The Michigan Department of Natural Resources, the agency with primary responsibility for conserving our state’s wildlife, employs a wide range of scientifically proven methods for species management.
One activity involves forest regeneration. For example, a stand of oak trees in a state forest for decades might supply protein-rich acorns on which deer, squirrels and other animals can thrive. However, eventually (usually after around 150 years), oak trees stop producing acorns, so the state might charge a timber company for the right to cut down the trees, allowing for regeneration of new acorn-providing oaks.
Without legal, regulated hunting, wildlife populations can outgrow their food sources, potentially leading to die-offs of both animals and plants until equilibrium is restored. Wildlife managers can use a variety of hunting-related techniques to keep species in healthy balance with their habitats.
For example, adjusting bag limits – restrictions on the number of animals within a specific species that hunters may harvest – will affect the overall numbers of a species. Shortening or extending hunting seasons – such as by creating a special, additional season for youth hunters – is another method for controlling populations. When it comes to whitetail deer, regulations regarding the taking of females can impact the species’ population. For example, removing does from the population interrupts the species’ reproductive cycle, lowering the number of fawns born and, eventually, the overall numbers of deer.

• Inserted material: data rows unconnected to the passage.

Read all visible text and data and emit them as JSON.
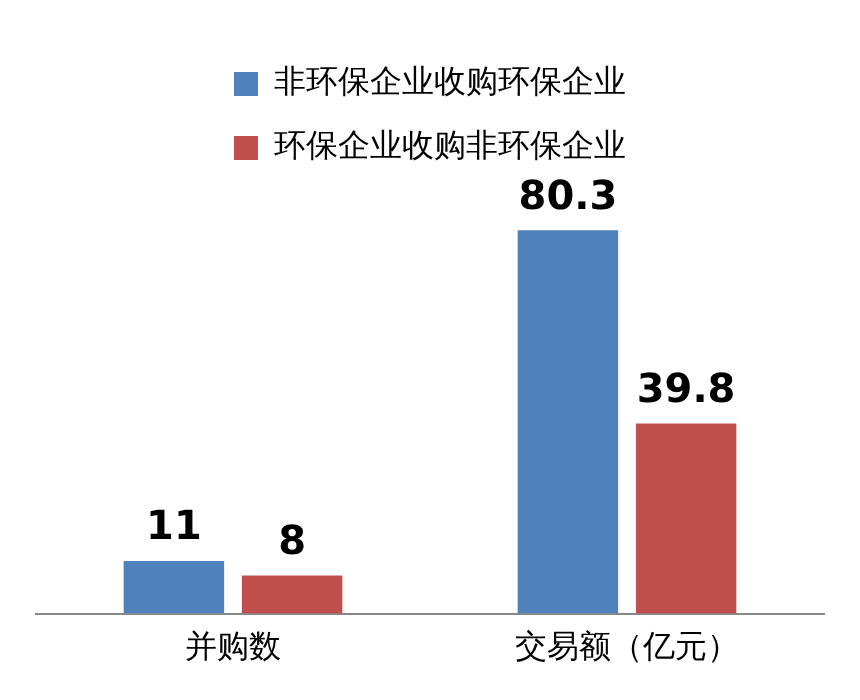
{
  "chart_data": {
    "type": "bar",
    "categories": [
      "并购数",
      "交易额（亿元）"
    ],
    "series": [
      {
        "name": "非环保企业收购环保企业",
        "color": "#4f81bd",
        "values": [
          11,
          80.3
        ]
      },
      {
        "name": "环保企业收购非环保企业",
        "color": "#c0504d",
        "values": [
          8,
          39.8
        ]
      }
    ],
    "data_labels": true,
    "legend": "top",
    "grid": false
  }
}
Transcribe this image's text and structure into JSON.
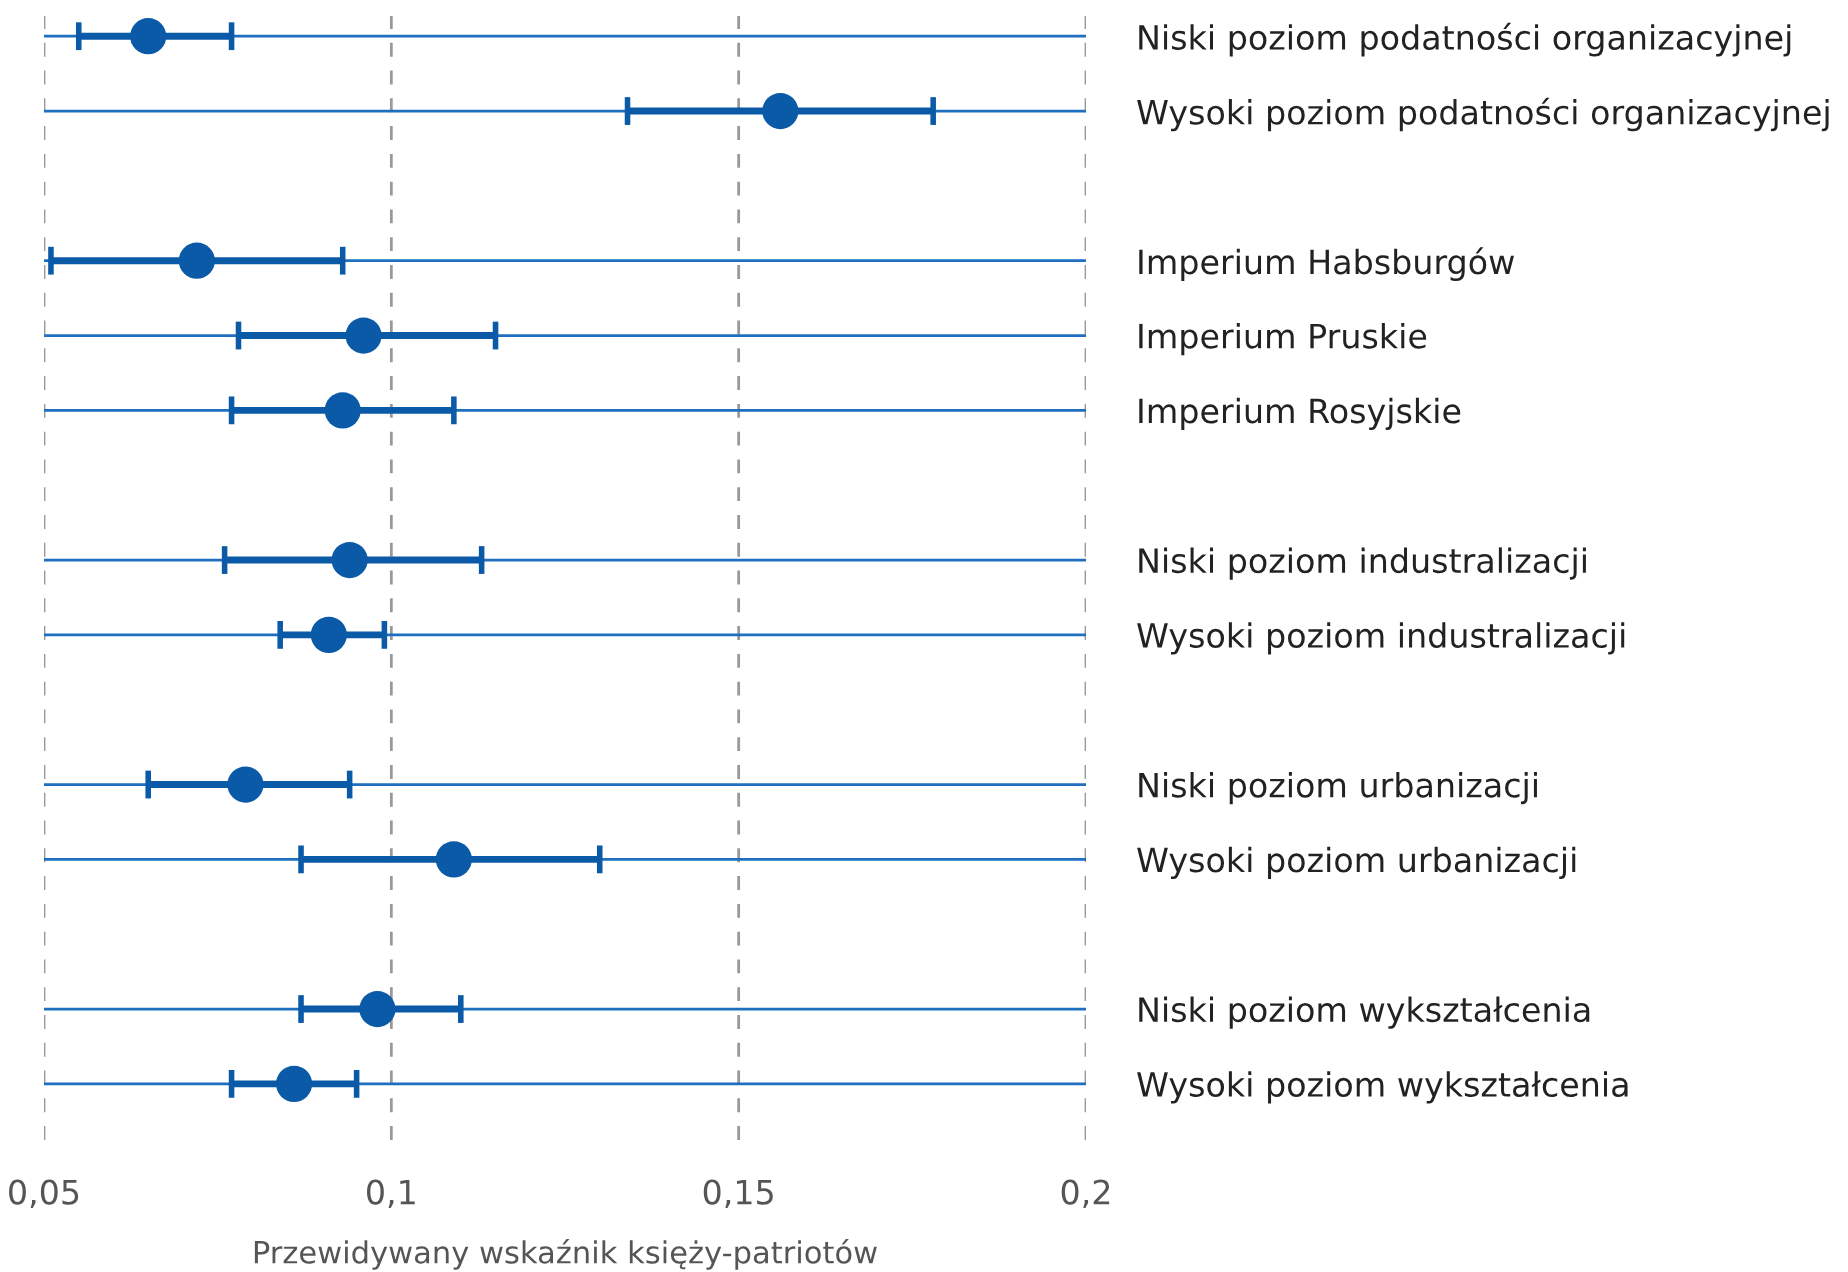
{
  "chart_data": {
    "type": "scatter",
    "orientation": "horizontal",
    "xlabel": "Przewidywany wskaźnik księży-patriotów",
    "categories": [
      "Niski poziom podatności organizacyjnej",
      "Wysoki poziom podatności organizacyjnej",
      null,
      "Imperium Habsburgów",
      "Imperium Pruskie",
      "Imperium Rosyjskie",
      null,
      "Niski poziom industralizacji",
      "Wysoki poziom industralizacji",
      null,
      "Niski poziom urbanizacji",
      "Wysoki poziom urbanizacji",
      null,
      "Niski poziom wykształcenia",
      "Wysoki poziom wykształcenia"
    ],
    "series": [
      {
        "color": "#0b5aa8",
        "values": [
          0.065,
          0.156,
          null,
          0.072,
          0.096,
          0.093,
          null,
          0.094,
          0.091,
          null,
          0.079,
          0.109,
          null,
          0.098,
          0.086
        ],
        "errors": [
          [
            0.055,
            0.077
          ],
          [
            0.134,
            0.178
          ],
          null,
          [
            0.051,
            0.093
          ],
          [
            0.078,
            0.115
          ],
          [
            0.077,
            0.109
          ],
          null,
          [
            0.076,
            0.113
          ],
          [
            0.084,
            0.099
          ],
          null,
          [
            0.065,
            0.094
          ],
          [
            0.087,
            0.13
          ],
          null,
          [
            0.087,
            0.11
          ],
          [
            0.077,
            0.095
          ]
        ]
      }
    ],
    "xlim": [
      0.05,
      0.2
    ],
    "xticks": [
      {
        "value": 0.05,
        "label": "0,05"
      },
      {
        "value": 0.1,
        "label": "0,1"
      },
      {
        "value": 0.15,
        "label": "0,15"
      },
      {
        "value": 0.2,
        "label": "0,2"
      }
    ],
    "grid": true,
    "marker": "circle"
  }
}
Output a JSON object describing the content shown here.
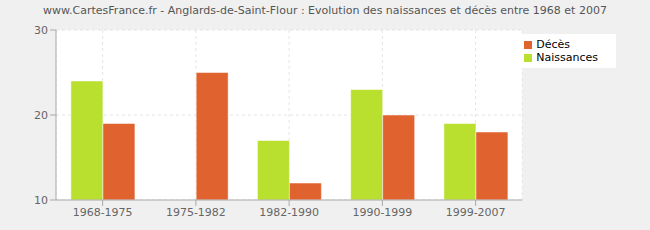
{
  "chart_data": {
    "type": "bar",
    "title": "www.CartesFrance.fr - Anglards-de-Saint-Flour : Evolution des naissances et décès entre 1968 et 2007",
    "categories": [
      "1968-1975",
      "1975-1982",
      "1982-1990",
      "1990-1999",
      "1999-2007"
    ],
    "series": [
      {
        "name": "Naissances",
        "color": "#b9df2f",
        "values": [
          24,
          10,
          17,
          23,
          19
        ]
      },
      {
        "name": "Décès",
        "color": "#e0632f",
        "values": [
          19,
          25,
          12,
          20,
          18
        ]
      }
    ],
    "ylim": [
      10,
      30
    ],
    "yticks": [
      10,
      20,
      30
    ],
    "grid": true,
    "legend": "upper right"
  }
}
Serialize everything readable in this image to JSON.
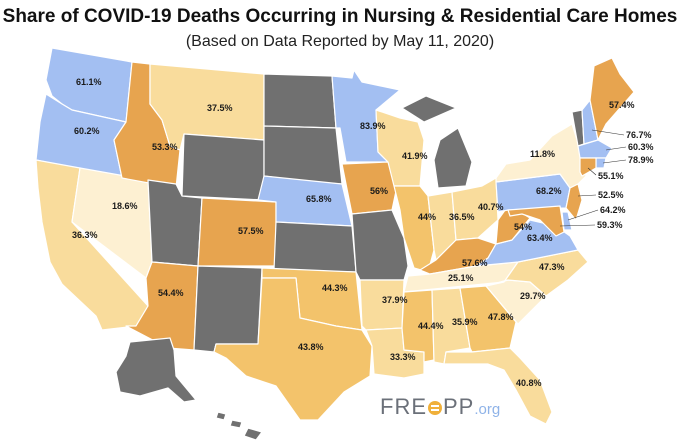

One resounding success story is the reintroduction of wild turkeys, which are once again thriving in Michigan. After unregulated hunting and habitat destruction decimated the population at the turn of the 20th century, Michigan bought wild turkeys from Pennsylvania and reintroduced them here. Today, an estimated 215,000 wild turkeys call Michigan home. More recently, plans are in the works to reintroduce the Arctic grayling, a native and iconic fish species that died off nearly a century ago due to logging that blocked waterways in the 1800s, overfishing and general habitat destruction. The effort will lean heavily on recent scientific research in Michigan.
The general public also is enlisted in species preservation efforts. Today, habitat loss due to lawns, pavement, climate change and invasive species represents the greatest threat to endangered species in Michigan. Residents can plant a native plant garden to make food and shelter for wildlife like butterflies or birds.